International Dispute

Commercial law, contract law, loan contract,

choice of forum, fundamental error

April 14, 2025

In a decision 4A_331/2023 of January 6, 2025, the Swiss Supreme Court ruled on the following case, which we find interesting insofar as the principle of transparency was applied and, in this particular case, the principle of autonomy of the choice of forum agreement was not applicable, which led to the inadmissibility of the complaint in Switzerland.

The plaintiff/appellant was a company based in the Cayman Islands. Its managing director with individual signature was an Israeli asset manager domiciled in Geneva. He had power of attorney to manage the company’s bank accounts, for which he had repeatedly declared himself the beneficial owner. The appellant held the entire share capital of another limited company (F._ SA) based in Geneva (since deregistered), whose purpose was the management of private and institutional assets, and whose director with individual signature was E._.

The defendants/respondents were three: two of them were domiciled in Israel. They were partners in various business ventures, both in Israel and abroad.

On the basis of the loan and management agreement of June 28, 2005 concluded with the defendants/respondents, which contains a choice of forum, the plaintiff/appellant brought a lawsuit in Geneva against the respondents for repayment of the USD 500,000 (less two amounts) it had allegedly lent them.

Like the lower court, the cantonal court ruled that the claim was inadmissible on the grounds that the agreement in question, tainted by fraud and essential error to the detriment of the respondents, was null and void. The cantonal court first applied the principle of transparency. It then held that the loan and management agreement of June 28, 2005 was not binding on the respondents, as they were in a fundamental error at the time of entering into it (art. 23 and 24 para. 1 no. 2 and 4 of the Swiss Code of Obligations ; « SCO »). The respondents had also been victims of fraud (art. 28 SCO) and had validly invalidated the loan agreement by letter dated January 18, 2011. This letter was sent within the legal deadline (art. 31 SCO). In conclusion, the invalidation of the loan contract included the invalidation of the forum selection clause it contained, so that the Court of First Instance of the Canton of Geneva was incompetent ratione loci to rule and the claim had to be declared inadmissible.

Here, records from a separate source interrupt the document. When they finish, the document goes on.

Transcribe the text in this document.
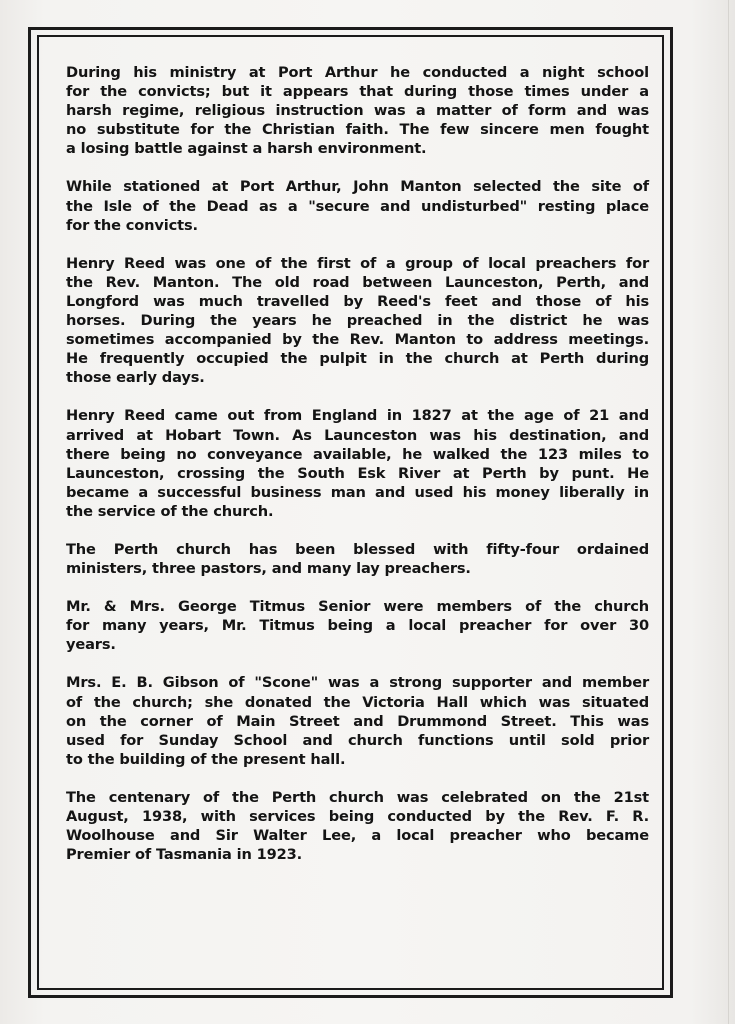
During his ministry at Port Arthur he conducted a night school
for the convicts; but it appears that during those times under a
harsh regime, religious instruction was a matter of form and was
no substitute for the Christian faith. The few sincere men fought
a losing battle against a harsh environment.
While stationed at Port Arthur, John Manton selected the site of
the Isle of the Dead as a "secure and undisturbed" resting place
for the convicts.
Henry Reed was one of the first of a group of local preachers for
the Rev. Manton. The old road between Launceston, Perth, and
Longford was much travelled by Reed's feet and those of his
horses. During the years he preached in the district he was
sometimes accompanied by the Rev. Manton to address meetings.
He frequently occupied the pulpit in the church at Perth during
those early days.
Henry Reed came out from England in 1827 at the age of 21 and
arrived at Hobart Town. As Launceston was his destination, and
there being no conveyance available, he walked the 123 miles to
Launceston, crossing the South Esk River at Perth by punt. He
became a successful business man and used his money liberally in
the service of the church.
The Perth church has been blessed with fifty-four ordained
ministers, three pastors, and many lay preachers.
Mr. & Mrs. George Titmus Senior were members of the church
for many years, Mr. Titmus being a local preacher for over 30
years.
Mrs. E. B. Gibson of "Scone" was a strong supporter and member
of the church; she donated the Victoria Hall which was situated
on the corner of Main Street and Drummond Street. This was
used for Sunday School and church functions until sold prior
to the building of the present hall.
The centenary of the Perth church was celebrated on the 21st
August, 1938, with services being conducted by the Rev. F. R.
Woolhouse and Sir Walter Lee, a local preacher who became
Premier of Tasmania in 1923.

The Swiss Supreme Court upheld the decision of the cantonal court. In particular, it found that the cantonal court had correctly ruled that the principle of transparency applied, so that the corporate veil could be lifted (recital 5.2). The Supreme Court has recalled that the application of the principle of transparency presupposes, firstly, that there is identity of persons, in accordance with economic reality, or in any case the economic domination of one subject of law over the other; and secondly that the duality is invoked in an abusive manner, i.e. to derive an unjustified advantage (ATF 144 III 541 consid. 8.3.2; 132 III 489 consid. 3.2; 121 III 319 consid. 5a/aa; 102 III 165 consid. II.1) (recital 5.1).

In recital 6, the Swiss Supreme Court confirmed that the cantonal court had rightly decided that the respondents had been the victims of a fundamental error when they entered into the disputed contract.

Finally, the Supreme Court emphasized (recital 8.) that the lower courts, followed by the cantonal court, had held that the principle of the autonomy of the choice of forum agreement was not applicable when, as in the present case, the contractual intent of one of the parties is vitiated by a defect in consent (see ATF 121 III 495 recital 6a; 119 II 380 recital 4a and references) and there is no Swiss forum provided for by the Federal Act on Private International Law (PILA). The appeal was therefore rightly declared inadmissible.